I am working on a failure investigation of a control valve in my plant.  The valve type is a Fisher 461 Sweep Flow Valve.  The valve has been cavitating badly and has caused damage to the valve and downstream piping.  
What I want to do is to determine at what feed conditions (rate, upstream pressure, downstream pressure, etc) flashing starts, ie when the initial pressure drop to the vena contracta drops below the vapour pressure before recovering to the downstream pressure.
The reading I have done allows you to calculate choke flow conditions etc, but this is based on upstream and downstream pressure, not really looking at the vena contracta.

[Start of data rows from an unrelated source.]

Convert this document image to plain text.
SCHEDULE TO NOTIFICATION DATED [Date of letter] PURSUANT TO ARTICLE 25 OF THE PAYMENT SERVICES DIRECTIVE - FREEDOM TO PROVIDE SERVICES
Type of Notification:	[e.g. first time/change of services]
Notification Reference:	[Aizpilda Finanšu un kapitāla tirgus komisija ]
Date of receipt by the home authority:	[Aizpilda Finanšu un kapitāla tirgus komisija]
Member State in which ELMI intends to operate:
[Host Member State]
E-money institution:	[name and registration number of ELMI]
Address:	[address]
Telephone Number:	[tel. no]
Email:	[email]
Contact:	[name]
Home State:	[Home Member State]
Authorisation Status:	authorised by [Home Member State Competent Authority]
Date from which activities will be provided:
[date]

The valve/(gate valve) you mention is specifically designed with low Fl factor to flash/cavitate/mix more than a typical angle valve.  It is used for dirty flashing liquids.
It is used as a visbreaker valve and is useful for medium pressure drop applications.
If your pressure drop is beyond the 461 capabilities then consider a Fisher DST-G or Masoneilan 77000 series which will reduce vibration and cavitation while handling the flashing.
You need to size upstream piping large to keep the liquid above bubble-point with a long reducer just upstream of the valve and 5 pipe diameter straight run upstream of the valve then swage up immediately downstream of the valve.

You did not state the Viscosity or flowrate, but I guessed at some reasonable values for those parameters and when I ran the numbers through the Flowserve sizing program I get severe cavitation. Yes cavitation CAN cause vibration.

The math in any sizing program assumes pure chemicals with well-defined properties.  With Bitumen or most distillates you have sixteen dozen specific chemicals and they all have slightly different vapor pressures.  When you get a little pocket of flash it forms a bubble and launches a blob of tar downstream.  This would be sluggy flow and that causes real shock to the piping.  

I wouldn't use an anticavitation valve with the tarry product.  I don't think you are seeing cavitation damage inside the valve. You seem just to be describing inertial effects from the sluggy flow.  

If you can put the valve directly on the nozzle for the vessel into which it discharges you may find that the vibration is attenuated.  I think a lot of what you are experiencing is because of the way the stuff flows in the downstream piping.  If you get rid of the downstream pipe you get rid of the impulse mechanism.  

Moving the valve seat closer to the nozzle would also help but it would mean you need to replace the valve.  I'm thinking an eccentric rotary valve such as the Valtek Maxflo3, Masoneilan Camflex, with the seat at the outlet end. Hardfaced trim, probably reduced capacity. Go for the cylinder actuator option as it is stiffer and would be more stable with this stuff that's flowing nonuniformly through the valve.